Learning and Belonging in the AI Revolution
July 10, 3:00 - 4:00 PM EST
Advancements in artificial intelligence (AI) and machine learning are disrupting higher education. Tools such as ChatGPT have the capacity to improve productivity and require higher-order reasoning for effective use. As the U.S. higher education system grapples with its response to AI innovations, it is also navigating calls for equity-based approaches that address the underrepresentation of women and individuals from diverse racial and ethnic backgrounds in the science, technology, engineering, and mathematics (STEM) disciplines, dwindling college enrollments, strategies for propagating high-impact practices, inclusive teaching, culture wars, and much more. All of these challenges are impacting how students are learning in the college spaces and developing skills to compete in a global economy. This interactive section will feature a case study of a first-year intervention designed to foster belonging among science and math majors and consider the implications of the AI revolution on the intervention.
Dr. Zakiya Wilson-Kennedy is an Associate Professor in Chemistry Education and Assistant Dean for Diversity and Inclusion in the College of Science at Louisiana State University. Her research focuses on implementing mentoring models that integrate the theories of identity development, empowerment, social cognitive career theory, and community cultural wealth to create and test development structures that cultivate self-efficacy and agency. In particular, Dr. Wilson-Kennedy's work focuses on groups historically underrepresented in STEM, focusing on faculty and student recruitment, retention, and success.
Dr. Wilson-Kennedy's work is displayed in over 50 peer-reviewed journal articles. Her most recent publications discussing DEI and women of color in chemistry education can be found in the Journal of Chemical Education and the Journal of Science Education and Technology. She also has work published around topics of mentoring and broadening STEM communities. Dr. Wilson-Kennedy recently started the Chemistry Education Research and Practice (CERP) group at LSU which focuses on JEDI (justice, equity, diversity, and inclusion) systemic changes, and understanding the effects of inclusive pedagogical and mentoring strategies across STEM communities.

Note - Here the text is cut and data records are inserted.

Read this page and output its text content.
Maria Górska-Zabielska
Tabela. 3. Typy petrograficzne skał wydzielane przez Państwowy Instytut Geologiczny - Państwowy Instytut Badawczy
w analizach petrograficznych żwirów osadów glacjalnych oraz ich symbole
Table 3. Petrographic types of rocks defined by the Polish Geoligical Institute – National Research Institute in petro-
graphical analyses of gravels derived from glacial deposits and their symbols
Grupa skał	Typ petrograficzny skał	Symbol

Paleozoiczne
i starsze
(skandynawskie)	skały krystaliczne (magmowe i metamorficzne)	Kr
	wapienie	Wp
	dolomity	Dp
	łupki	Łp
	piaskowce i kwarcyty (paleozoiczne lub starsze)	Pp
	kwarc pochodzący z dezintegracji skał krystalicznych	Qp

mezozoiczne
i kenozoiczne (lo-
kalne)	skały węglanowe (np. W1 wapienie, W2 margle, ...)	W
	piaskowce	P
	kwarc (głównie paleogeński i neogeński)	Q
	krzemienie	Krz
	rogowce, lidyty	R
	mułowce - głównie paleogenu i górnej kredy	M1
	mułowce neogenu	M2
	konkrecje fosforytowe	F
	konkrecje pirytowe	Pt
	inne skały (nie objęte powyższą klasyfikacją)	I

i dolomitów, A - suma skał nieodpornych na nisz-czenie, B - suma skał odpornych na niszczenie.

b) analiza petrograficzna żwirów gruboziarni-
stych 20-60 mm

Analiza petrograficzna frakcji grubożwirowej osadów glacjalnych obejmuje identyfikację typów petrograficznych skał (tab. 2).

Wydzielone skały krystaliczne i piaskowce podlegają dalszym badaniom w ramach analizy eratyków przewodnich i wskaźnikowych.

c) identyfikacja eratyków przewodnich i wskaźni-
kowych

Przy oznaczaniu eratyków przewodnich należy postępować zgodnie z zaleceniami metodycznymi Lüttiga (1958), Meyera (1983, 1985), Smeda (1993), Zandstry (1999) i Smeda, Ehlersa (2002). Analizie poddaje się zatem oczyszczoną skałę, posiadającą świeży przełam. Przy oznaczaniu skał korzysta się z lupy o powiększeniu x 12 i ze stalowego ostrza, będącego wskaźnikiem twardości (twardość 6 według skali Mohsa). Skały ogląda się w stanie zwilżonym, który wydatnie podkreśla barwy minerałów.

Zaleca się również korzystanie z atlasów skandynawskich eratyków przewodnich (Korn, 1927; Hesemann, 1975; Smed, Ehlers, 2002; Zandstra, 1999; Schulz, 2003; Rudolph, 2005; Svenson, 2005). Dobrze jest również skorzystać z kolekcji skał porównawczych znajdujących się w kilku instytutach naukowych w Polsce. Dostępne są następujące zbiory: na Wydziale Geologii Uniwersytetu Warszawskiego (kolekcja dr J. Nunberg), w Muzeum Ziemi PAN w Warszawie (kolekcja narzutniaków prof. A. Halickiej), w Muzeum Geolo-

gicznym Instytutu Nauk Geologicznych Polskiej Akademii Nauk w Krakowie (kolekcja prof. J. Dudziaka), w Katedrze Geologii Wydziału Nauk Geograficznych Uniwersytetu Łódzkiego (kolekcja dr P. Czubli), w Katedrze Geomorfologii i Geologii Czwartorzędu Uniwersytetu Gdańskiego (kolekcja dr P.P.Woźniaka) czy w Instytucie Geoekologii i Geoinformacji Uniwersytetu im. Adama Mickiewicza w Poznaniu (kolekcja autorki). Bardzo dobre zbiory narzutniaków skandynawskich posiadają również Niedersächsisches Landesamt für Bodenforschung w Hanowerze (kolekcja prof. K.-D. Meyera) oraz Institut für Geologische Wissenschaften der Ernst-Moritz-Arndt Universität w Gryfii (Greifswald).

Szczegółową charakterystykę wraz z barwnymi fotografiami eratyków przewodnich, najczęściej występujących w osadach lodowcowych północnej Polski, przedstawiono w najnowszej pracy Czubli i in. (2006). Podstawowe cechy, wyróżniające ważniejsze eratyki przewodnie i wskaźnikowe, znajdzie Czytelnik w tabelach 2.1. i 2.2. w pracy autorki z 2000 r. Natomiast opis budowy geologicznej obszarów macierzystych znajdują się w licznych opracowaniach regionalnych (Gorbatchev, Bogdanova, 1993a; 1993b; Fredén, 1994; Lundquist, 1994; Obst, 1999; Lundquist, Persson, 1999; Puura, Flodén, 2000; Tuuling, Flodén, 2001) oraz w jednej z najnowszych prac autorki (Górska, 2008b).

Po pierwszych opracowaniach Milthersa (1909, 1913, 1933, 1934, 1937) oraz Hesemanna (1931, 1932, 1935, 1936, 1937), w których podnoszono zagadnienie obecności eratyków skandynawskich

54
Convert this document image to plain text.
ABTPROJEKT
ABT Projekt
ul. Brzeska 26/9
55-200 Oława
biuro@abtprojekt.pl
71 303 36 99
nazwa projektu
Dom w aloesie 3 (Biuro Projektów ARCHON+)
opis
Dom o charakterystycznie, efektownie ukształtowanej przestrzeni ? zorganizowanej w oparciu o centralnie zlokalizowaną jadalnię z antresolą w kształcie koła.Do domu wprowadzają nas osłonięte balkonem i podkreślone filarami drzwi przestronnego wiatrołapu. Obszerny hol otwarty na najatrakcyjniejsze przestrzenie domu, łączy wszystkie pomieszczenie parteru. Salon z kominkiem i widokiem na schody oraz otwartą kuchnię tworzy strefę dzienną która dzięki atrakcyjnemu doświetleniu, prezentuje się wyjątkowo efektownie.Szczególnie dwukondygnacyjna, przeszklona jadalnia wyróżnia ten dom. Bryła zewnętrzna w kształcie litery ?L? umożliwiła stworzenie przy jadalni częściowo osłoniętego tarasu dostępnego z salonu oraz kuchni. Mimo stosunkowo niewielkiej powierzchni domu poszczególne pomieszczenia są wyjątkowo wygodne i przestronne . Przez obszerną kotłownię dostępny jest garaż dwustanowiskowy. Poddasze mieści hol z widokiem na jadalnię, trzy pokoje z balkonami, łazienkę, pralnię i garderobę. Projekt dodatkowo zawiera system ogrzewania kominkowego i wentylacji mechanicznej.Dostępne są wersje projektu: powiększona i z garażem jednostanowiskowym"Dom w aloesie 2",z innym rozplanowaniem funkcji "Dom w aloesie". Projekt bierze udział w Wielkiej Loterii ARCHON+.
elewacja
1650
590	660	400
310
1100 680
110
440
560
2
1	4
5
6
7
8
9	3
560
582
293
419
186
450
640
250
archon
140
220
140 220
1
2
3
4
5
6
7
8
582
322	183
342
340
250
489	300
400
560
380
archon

As a recently elected fellow of the American Association for the Advancement of Science (AAAS) (2021), Dr. Wilson-Kennedy has also been honored with the Winifred Burks-Houch Professional Leadership award (2019), the Henry C McBay Outstanding Educator Award (2014), the ACS Stanley C. Israel Regional Award for Advancing Diversity in the Chemical Sciences (2011), Woman of Color STEM Achievement Award for Promotion of Education at the Collegiate Level (2011), the National Administrator Role Model Award from Minority Access, Inc. (2009), and the LSU Outstanding Staff Award (2009).
Fixed vs Growth Mindset and Why the Biggest Challenge May be Faculty
July 14, 2023
Less than one third of underrepresented minority students planning to earn a STEM degree will complete their STEM degree within six years. Attrition from undergraduate STEM programs, rather than a lack of recruitment, interest or incoming academic credentials, largely accounts for the disproportionately low representation of minority students with STEM degrees. It is essential for educators, administrators, and institutions to implement practices that ensure the success of all students, especially as student populations become increasingly diverse. In an effort to increase URM retention in STEM, a program was created to address known barriers to URM success. Program participants showed significantly higher pass rates in two STEM courses and significantly increased retention rates to year two compared to non-participant underrepresented minority students. Participants performed similarly or better than non-underrepresented minority students, supporting the program’s effectiveness in reducing or eliminating the achievement gap. In this presentation, I focus on the mentoring aspects of the program and effective strategies that address habits of mind, implicit bias and student perspectives. Specifically, strategies faculty should employ to provide an environment that addresses challenges associated with being a URM student and thus increase URM retention in STEM.
Dr. Brett Woods is the new Vice President for Academic and Student Affairs and the Dean of the College for Salem College. This new role follows after he served as the Interim Dean of the Wanek School of Natural Sciences, Director of Pre Health Advising, Chair of the Biology Department, and Associate Professor at High Point University.
As a scientist, professor, and academic administrator, Dr. Woods is creating programs to increase inclusivity, student retention, and student success in higher education. In 2018, Dr. Woods received the HPU Think Big Grant which helped him build a pre-college summer workshop that would prepare underrepresented and minority students to succeed upon completing a STEM degree. Through his own experiences as an undergraduate student, Dr. Woods quickly found the importance of having a mentor who cared and was willing to guide him through his studies and research. His connections made it important for this program to also be a way for students to connect with other faculty members and support their futures.
Dr. Woods completed his bachelor's in biology from the University of California, Berkeley, and later received his Ph.D. in biology from the University of Kansas. In 2014, Dr. Woods received the University of Wisconsin Systems Regents Diversity Award during his time teaching at the University of Wisconsin at Whitewater, Beloit College.